Stanley Meltzoff, Jewfish 6, Sabbath Reef Worship

Sports Illustrated was his first big bite as a fish painter, followed by National Geographic and Field & Stream.  They all went for his ability to create multiple dramatic images of a single species for their big color spreads.  He started out with his beloved striped bass, then painted everything from bluefish to bluefin.  Magazines sent him out on expeditions, and off to sailfish tournaments in Palm Beach and blue marlin competitions in St. Thomas.  It helped that his assignments put him eye-to-eye with potential buyers at a milestone moment in their sporting life.  These events opened him to invitations onto sportfishing yachts, where he could take notes and sketch the fish on the end of the line, and dive among them in the open sea. 

It’s not easy to communicate an underwater universe with no horizon, no vanishing point, and infinite depth below.  Meltzoff developed his own “visual systems” to establish wet-world depth of field and perspective.  For scale, and to distinguish who is near and who is far, his “tricks” included overlapping fishes of different sizes such as bluefin tuna and orca.

Stanley Meltzoff, Swordfish 4, Broadbill, Mako and Sea Arrows

Meltzoff used the angle of light and quality of shadow to express the weather and time of day.  To brighten highlights, he used subtle handling of the surrounding dark areas, employing different ranges of shading and clarity of detail for each zone. Sometimes the underwater visibility is as clear as ice; or murky from bonefish muddying up sand and shell dust; or percolating with the bubbly whish of a boat propeller speeding away, as in Marlin Running, Boat Backing Down.   

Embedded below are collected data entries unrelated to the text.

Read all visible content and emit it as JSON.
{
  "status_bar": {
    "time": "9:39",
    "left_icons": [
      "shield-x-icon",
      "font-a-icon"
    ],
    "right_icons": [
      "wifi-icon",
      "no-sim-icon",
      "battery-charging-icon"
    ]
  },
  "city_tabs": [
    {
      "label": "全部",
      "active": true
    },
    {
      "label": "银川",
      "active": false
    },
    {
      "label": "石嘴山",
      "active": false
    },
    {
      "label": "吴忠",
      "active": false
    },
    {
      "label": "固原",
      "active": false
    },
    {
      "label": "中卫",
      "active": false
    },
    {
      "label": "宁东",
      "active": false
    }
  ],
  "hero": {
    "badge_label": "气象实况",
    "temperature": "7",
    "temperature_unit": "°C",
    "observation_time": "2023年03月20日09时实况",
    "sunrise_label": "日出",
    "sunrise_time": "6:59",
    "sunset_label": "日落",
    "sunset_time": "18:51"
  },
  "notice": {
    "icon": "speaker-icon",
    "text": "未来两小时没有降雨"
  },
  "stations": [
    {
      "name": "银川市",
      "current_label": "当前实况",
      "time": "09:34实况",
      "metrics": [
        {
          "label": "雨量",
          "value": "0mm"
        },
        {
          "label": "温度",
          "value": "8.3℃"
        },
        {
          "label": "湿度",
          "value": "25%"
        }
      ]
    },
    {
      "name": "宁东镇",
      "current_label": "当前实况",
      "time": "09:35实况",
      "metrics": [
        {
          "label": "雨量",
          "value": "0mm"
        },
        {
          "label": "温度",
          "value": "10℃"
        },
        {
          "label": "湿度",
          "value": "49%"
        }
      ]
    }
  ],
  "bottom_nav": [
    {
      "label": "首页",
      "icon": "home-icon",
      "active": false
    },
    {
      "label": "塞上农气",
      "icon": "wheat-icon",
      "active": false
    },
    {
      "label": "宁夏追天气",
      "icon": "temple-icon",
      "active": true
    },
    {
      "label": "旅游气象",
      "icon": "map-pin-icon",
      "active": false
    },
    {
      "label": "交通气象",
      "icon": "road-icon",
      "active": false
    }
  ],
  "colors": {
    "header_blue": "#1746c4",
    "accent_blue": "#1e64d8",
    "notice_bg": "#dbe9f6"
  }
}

In the ocean, starting at about twenty feet deep, red, orange, yellow, then finally green colors simply disappear until you are left in an impressionist rainbow of reflected and refracted blues, which is what Meltzoff painted.  But he recolored the corals and algae as if in shallower water still capturing the sun.  He could envision color values in his head, converting the greyscale at sunless sixty-plus-feet deep into full color, as in Jewfish 6, Sabbath Reef Worship.  

Stanley Meltzoff, Self-portrait as a middle-aged Neptune

Meltzoff swam with fish, studied, photographed, and sketched them in the field, in aquariums and his handy studio tank.  He dived with sailfish, and blue and striped marlin.  He herded and confined fish close to shore in temporary weirs and basins.  He hung fresh, often gifted, specimens from the ceiling of his studio with pins and wire, which helped solve any questions of anatomy. He worked out the lighting and shading using clay models of his subjects, casting them in the light for that sea, in that season, at that depth, from that angle, at that time of day, under those waves and wind.  

Like generations of artists before him, Meltzoff underpainted his canvases with either gouache or gesso, depending on the brushwork and texture he wanted to achieve.  He built his fish from the inside out, filling out the flesh with overpainting.  Then the skin, which required its own five layers of primer and paint. Last came Meltzoff’s miraculous translation of ocean water.  Amen.

Stanley Meltzoff’s self-portrait as an older Neptune gives Brooke Chilvers the uncanny feeling that had she met Stanley Meltzoff, they would have become good friends.